I'll start with novels. Having written two, and with several more planned out, I can tell you that novels are all about the long game. You're not just telling a story, you're building a world...sometimes literally, if you're in the sci-fi biz. You're learning all about the characters, their lives, the friends, the enemies, and the circumstances. There are novels which cover an event. There are novels which cover lifespans. There are novels which cover generations. A Game of Thrones, anyone?
Short stories, on the other hand, are vignettes, slices of life that may encapsulate mere minutes of time. Short stories are more visceral than the novel, usually. They begin in media res, in the middle of things - or should - and there is often little room for explanation. The situation is what it is. You supply your own interpretation.
Comics are their very own kind of beast; a weird-ass combination of novel and short story, like both, and unlike either. Like novels, if your comic is a serial, you have the latitude for world building. You can pace yourself, really get to know the characters.
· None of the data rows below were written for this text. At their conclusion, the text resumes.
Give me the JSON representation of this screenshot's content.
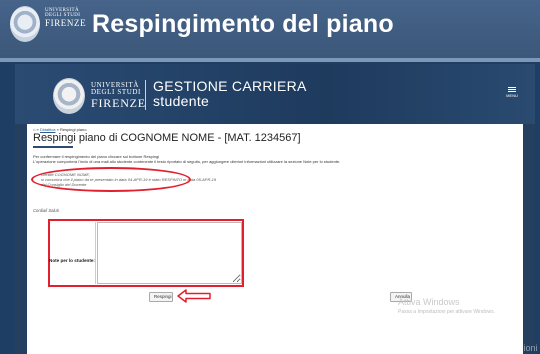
{
  "banner": {
    "university_line1": "UNIVERSITÀ",
    "university_line2": "DEGLI STUDI",
    "university_line3": "FIRENZE",
    "title": "Respingimento del piano"
  },
  "app": {
    "university_line1": "UNIVERSITÀ",
    "university_line2": "DEGLI STUDI",
    "university_line3": "FIRENZE",
    "title_line1": "GESTIONE CARRIERA",
    "title_line2": "studente",
    "menu_label": "MENU"
  },
  "breadcrumb": {
    "home_icon": "home-icon",
    "link": "Didattica",
    "separator": "»",
    "current": "Respingi piano"
  },
  "page": {
    "title": "Respingi piano di COGNOME NOME - [MAT. 1234567]",
    "intro_line1": "Per confermare il respingimento del piano cliccare sul bottone Respingi",
    "intro_line2": "L'operazione comporterà l'invio di una mail allo studente contenente il testo riportato di seguito, per aggiungere ulteriori informazioni utilizzare la sezione Note per lo studente."
  },
  "message": {
    "greeting": "Gentile COGNOME NOME,",
    "body": "si comunica che il piano da te presentato in data 04-APR-19 è stato RESPINTO in data 05-APR-19",
    "body2": "dal Consiglio del Docente",
    "closing": "Cordiali Saluti"
  },
  "note": {
    "label": "Note per lo studente:",
    "value": ""
  },
  "buttons": {
    "respingi": "Respingi",
    "annulla": "Annulla"
  },
  "watermarks": {
    "inner_title": "Attiva Windows",
    "inner_sub": "Passa a Impostazioni per attivare Windows.",
    "outer_title": "Attiva Windows",
    "outer_sub": "Passa a Impostazioni"
  },
  "colors": {
    "highlight": "#e0202e",
    "header": "#1e3b5e"
  }
}
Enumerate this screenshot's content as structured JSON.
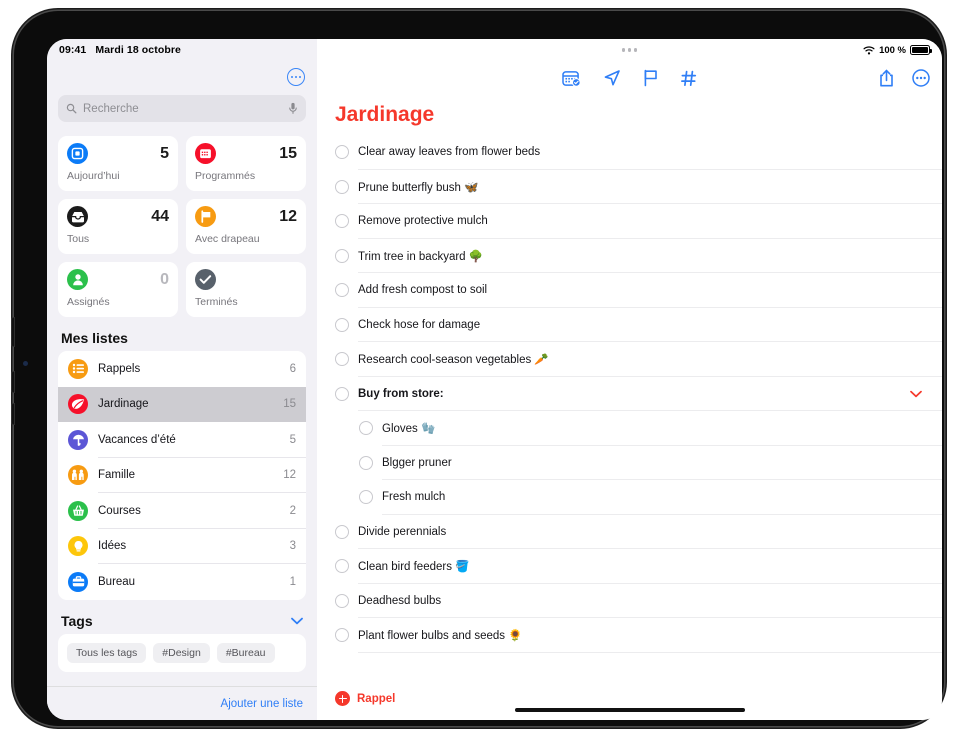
{
  "status_bar": {
    "time": "09:41",
    "date": "Mardi 18 octobre",
    "wifi_icon": "wifi-icon",
    "battery_percent": "100 %",
    "battery_icon": "battery-full-icon",
    "multitask_icon": "multitasking-dots-icon"
  },
  "sidebar": {
    "more_button_icon": "more-circle-icon",
    "search": {
      "placeholder": "Recherche",
      "value": "",
      "search_icon": "search-icon",
      "mic_icon": "microphone-icon"
    },
    "smart_lists": [
      {
        "label": "Aujourd’hui",
        "count": "5",
        "color": "#0b7bf7",
        "icon": "today-calendar-icon",
        "dim": false
      },
      {
        "label": "Programmés",
        "count": "15",
        "color": "#f6102a",
        "icon": "scheduled-calendar-icon",
        "dim": false
      },
      {
        "label": "Tous",
        "count": "44",
        "color": "#1b1b1b",
        "icon": "all-inbox-icon",
        "dim": false
      },
      {
        "label": "Avec drapeau",
        "count": "12",
        "color": "#f79b12",
        "icon": "flag-icon",
        "dim": false
      },
      {
        "label": "Assignés",
        "count": "0",
        "color": "#2bc04b",
        "icon": "person-icon",
        "dim": true
      },
      {
        "label": "Terminés",
        "count": "",
        "color": "#58616b",
        "icon": "checkmark-icon",
        "dim": false
      }
    ],
    "my_lists_title": "Mes listes",
    "lists": [
      {
        "name": "Rappels",
        "count": "6",
        "color": "#f79b12",
        "icon": "list-bullet-icon",
        "selected": false
      },
      {
        "name": "Jardinage",
        "count": "15",
        "color": "#f6102a",
        "icon": "leaf-icon",
        "selected": true
      },
      {
        "name": "Vacances d’été",
        "count": "5",
        "color": "#5c56d6",
        "icon": "beach-umbrella-icon",
        "selected": false
      },
      {
        "name": "Famille",
        "count": "12",
        "color": "#f79b12",
        "icon": "family-icon",
        "selected": false
      },
      {
        "name": "Courses",
        "count": "2",
        "color": "#2bc04b",
        "icon": "basket-icon",
        "selected": false
      },
      {
        "name": "Idées",
        "count": "3",
        "color": "#fdc60b",
        "icon": "lightbulb-icon",
        "selected": false
      },
      {
        "name": "Bureau",
        "count": "1",
        "color": "#0b7bf7",
        "icon": "briefcase-icon",
        "selected": false
      }
    ],
    "tags_title": "Tags",
    "tags_collapse_icon": "chevron-down-icon",
    "tags": [
      "Tous les tags",
      "#Design",
      "#Bureau"
    ],
    "add_list_label": "Ajouter une liste"
  },
  "main": {
    "toolbar": {
      "center_icons": [
        {
          "name": "calendar-badge-icon",
          "label": "Date"
        },
        {
          "name": "location-arrow-icon",
          "label": "Lieu"
        },
        {
          "name": "flag-outline-icon",
          "label": "Drapeau"
        },
        {
          "name": "hashtag-icon",
          "label": "Tag"
        }
      ],
      "right_icons": [
        {
          "name": "share-icon",
          "label": "Partager"
        },
        {
          "name": "more-circle-icon",
          "label": "Plus"
        }
      ]
    },
    "title": "Jardinage",
    "title_color": "#f5382b",
    "tasks": [
      {
        "text": "Clear away leaves from flower beds",
        "level": 0,
        "group": false,
        "collapse_icon": ""
      },
      {
        "text": "Prune butterfly bush 🦋",
        "level": 0,
        "group": false,
        "collapse_icon": ""
      },
      {
        "text": "Remove protective mulch",
        "level": 0,
        "group": false,
        "collapse_icon": ""
      },
      {
        "text": "Trim tree in backyard 🌳",
        "level": 0,
        "group": false,
        "collapse_icon": ""
      },
      {
        "text": "Add fresh compost to soil",
        "level": 0,
        "group": false,
        "collapse_icon": ""
      },
      {
        "text": "Check hose for damage",
        "level": 0,
        "group": false,
        "collapse_icon": ""
      },
      {
        "text": "Research cool-season vegetables 🥕",
        "level": 0,
        "group": false,
        "collapse_icon": ""
      },
      {
        "text": "Buy from store:",
        "level": 0,
        "group": true,
        "collapse_icon": "chevron-down-icon"
      },
      {
        "text": "Gloves 🧤",
        "level": 1,
        "group": false,
        "collapse_icon": ""
      },
      {
        "text": "Blgger pruner",
        "level": 1,
        "group": false,
        "collapse_icon": ""
      },
      {
        "text": "Fresh mulch",
        "level": 1,
        "group": false,
        "collapse_icon": ""
      },
      {
        "text": "Divide perennials",
        "level": 0,
        "group": false,
        "collapse_icon": ""
      },
      {
        "text": "Clean bird feeders 🪣",
        "level": 0,
        "group": false,
        "collapse_icon": ""
      },
      {
        "text": "Deadhesd bulbs",
        "level": 0,
        "group": false,
        "collapse_icon": ""
      },
      {
        "text": "Plant flower bulbs and seeds 🌻",
        "level": 0,
        "group": false,
        "collapse_icon": ""
      }
    ],
    "add_reminder_label": "Rappel",
    "add_reminder_icon": "plus-circle-icon"
  }
}
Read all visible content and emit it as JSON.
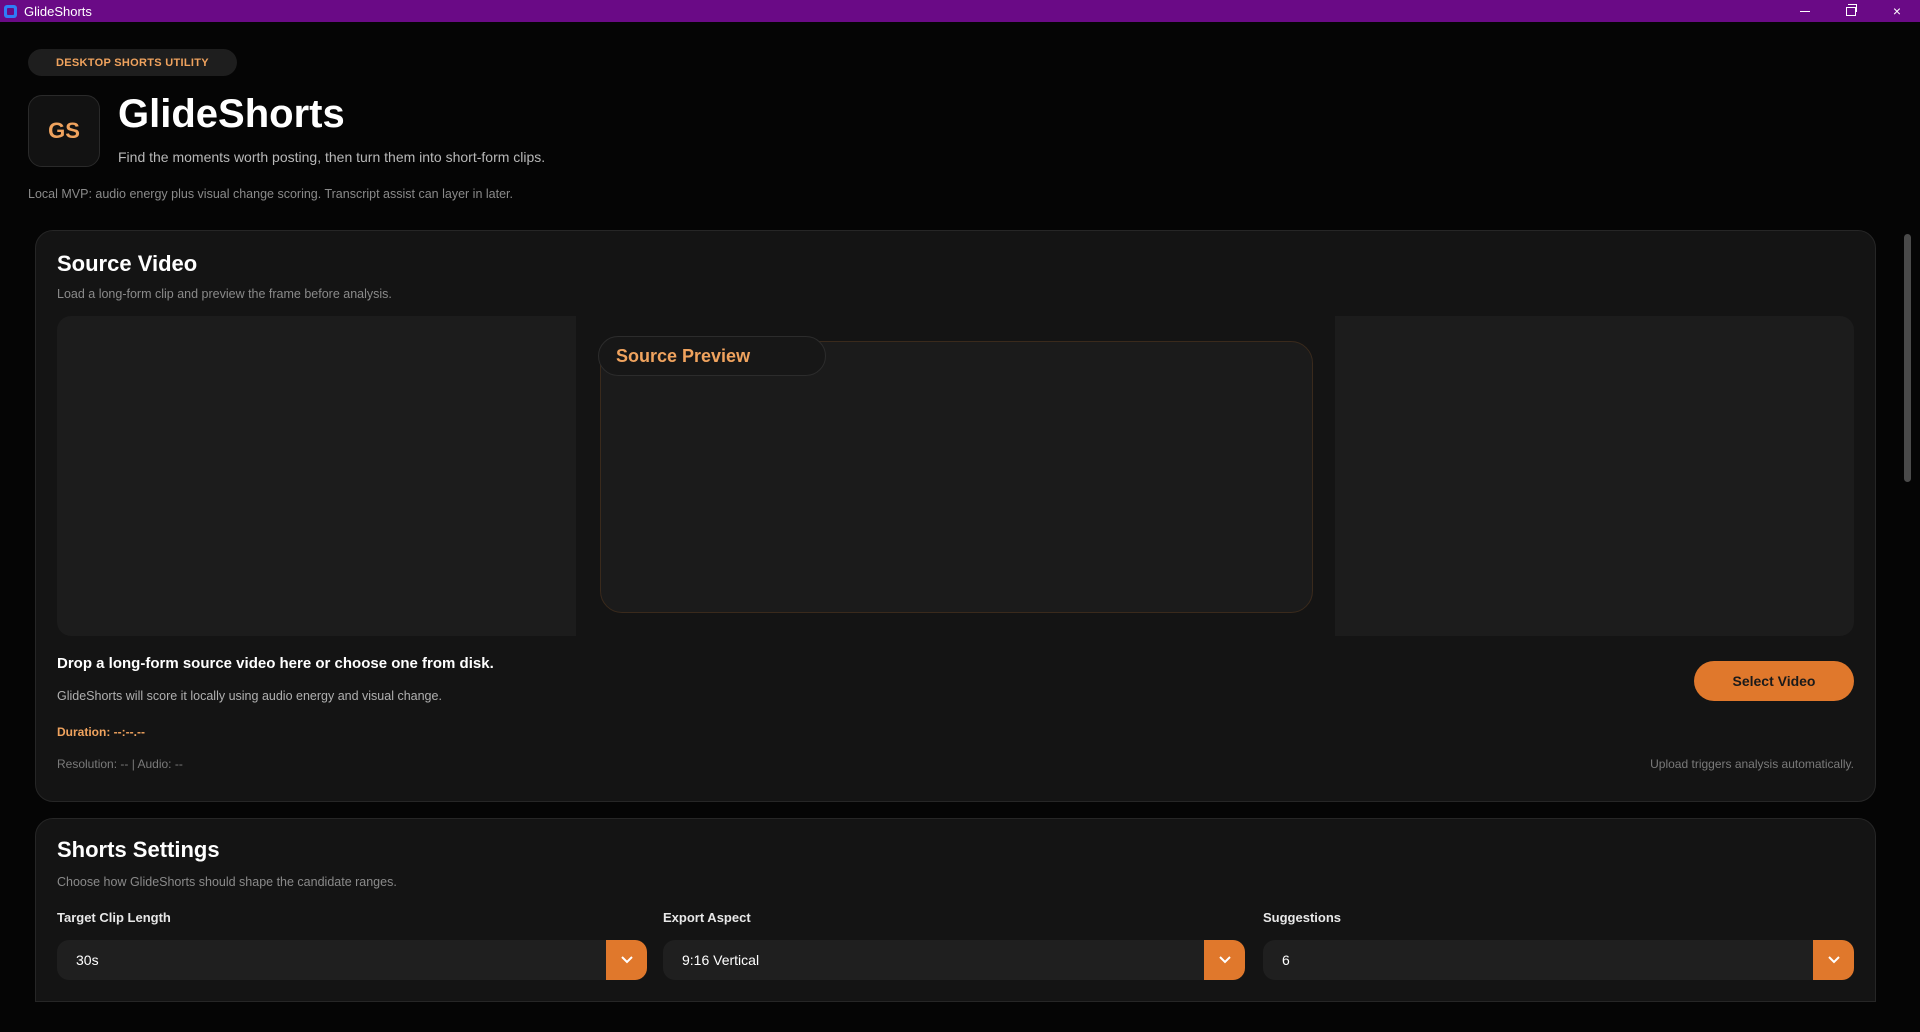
{
  "window": {
    "title": "GlideShorts",
    "controls": {
      "minimize": "minimize-icon",
      "restore": "restore-icon",
      "close": "×"
    }
  },
  "header": {
    "badge": "DESKTOP SHORTS UTILITY",
    "logo": "GS",
    "title": "GlideShorts",
    "tagline": "Find the moments worth posting, then turn them into short-form clips.",
    "note": "Local MVP: audio energy plus visual change scoring. Transcript assist can layer in later."
  },
  "source": {
    "title": "Source Video",
    "subtitle": "Load a long-form clip and preview the frame before analysis.",
    "preview_label": "Source Preview",
    "drop_title": "Drop a long-form source video here or choose one from disk.",
    "drop_subtitle": "GlideShorts will score it locally using audio energy and visual change.",
    "duration": "Duration: --:--.--",
    "meta": "Resolution: -- | Audio: --",
    "hint": "Upload triggers analysis automatically.",
    "select_button": "Select Video"
  },
  "settings": {
    "title": "Shorts Settings",
    "subtitle": "Choose how GlideShorts should shape the candidate ranges.",
    "fields": [
      {
        "label": "Target Clip Length",
        "value": "30s"
      },
      {
        "label": "Export Aspect",
        "value": "9:16 Vertical"
      },
      {
        "label": "Suggestions",
        "value": "6"
      }
    ]
  },
  "colors": {
    "titlebar": "#6a0a86",
    "accent": "#e0782c",
    "accent_text": "#f0a35e",
    "background": "#050505",
    "card": "#141414"
  }
}
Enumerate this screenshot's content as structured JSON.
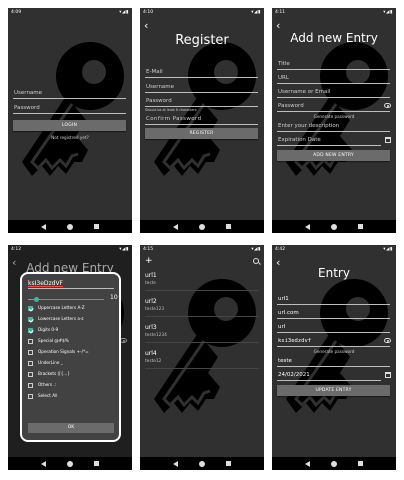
{
  "screens": {
    "login": {
      "time": "4:09",
      "username_placeholder": "Username",
      "password_placeholder": "Password",
      "login_label": "LOGIN",
      "register_link": "Not registred yet?"
    },
    "register": {
      "time": "4:10",
      "title": "Register",
      "email_placeholder": "E-Mail",
      "username_placeholder": "Username",
      "password_placeholder": "Password",
      "password_hint": "Should be at least 8 characters",
      "confirm_placeholder": "Confirm Password",
      "register_label": "REGISTER"
    },
    "add_entry": {
      "time": "4:11",
      "title": "Add new Entry",
      "title_placeholder": "Title",
      "url_placeholder": "URL",
      "user_placeholder": "Username or Email",
      "password_placeholder": "Password",
      "generate_label": "Generate password",
      "description_placeholder": "Enter your description",
      "expiration_placeholder": "Expiration Date",
      "add_label": "ADD NEW ENTRY"
    },
    "generator": {
      "time": "4:12",
      "behind_title": "Add new Entry",
      "password_value": "ksI3eDzdVF",
      "length_value": "10",
      "length_fraction": 0.1,
      "options": [
        {
          "label": "Uppercase Letters A-Z",
          "checked": true
        },
        {
          "label": "Lowercase Letters a-z",
          "checked": true
        },
        {
          "label": "Digits 0-9",
          "checked": true
        },
        {
          "label": "Special @#$%",
          "checked": false
        },
        {
          "label": "Operation Signals +-/*=",
          "checked": false
        },
        {
          "label": "UnderLine _",
          "checked": false
        },
        {
          "label": "Brackets ([{...}",
          "checked": false
        },
        {
          "label": "Others .:",
          "checked": false
        },
        {
          "label": "Select All",
          "checked": false
        }
      ],
      "ok_label": "OK"
    },
    "list": {
      "time": "4:15",
      "add_glyph": "+",
      "items": [
        {
          "title": "url1",
          "subtitle": "teste"
        },
        {
          "title": "url2",
          "subtitle": "teste123"
        },
        {
          "title": "url3",
          "subtitle": "teste1234"
        },
        {
          "title": "url4",
          "subtitle": "teste12"
        }
      ]
    },
    "entry": {
      "time": "4:42",
      "title": "Entry",
      "title_value": "url1",
      "url_value": "url.com",
      "user_value": "url",
      "password_value": "ksi3edzdvf",
      "generate_label": "Generate password",
      "description_value": "teste",
      "date_value": "24/02/2021",
      "update_label": "UPDATE ENTRY"
    }
  },
  "status_icons": "▾◢▮",
  "colors": {
    "background": "#303030",
    "button": "#6b6b6b",
    "accent": "#4caf9f"
  },
  "icons": [
    "key-logo-icon",
    "back-arrow-icon",
    "eye-icon",
    "calendar-icon",
    "search-icon",
    "plus-icon",
    "checkbox-icon"
  ]
}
But like a short story, each issue must also be a self-contained, fully-satisfying episode, even if you end it on a cliffhanger.
But a comic is unlike a novel or a short story for the simple reason that images are telling at least half of your story. Images and words must compliment each other. And you have to decide when and where to use each in order to more effectively tell your story. You don't want to over-explain, when a simple image will do. And you don't want to provide half a dozen images when you can explain what's happening in a sentence or two. It's a delicate balance, and the road to hell is paved with the good intentions of those who embark upon that journey.
The takeaway is this: if you primarily write in one of these formats, just be aware, when you write in one of the others, of what the differences are. I've seen comic book writers put out a novel that felt stilted and awkward, because they were writing as comics writers, and not novelists, and novelists, trying to include all the plush, sensual description in a short story, and thus robbing the story of its punch. Keep these things in mind, and you will do well. Read extensively in all types of stories, and you'll be able to get a handle on how these stories are told, and you'll more easily make the transition.
It's all part of the business, and the more you know, the better you'll do.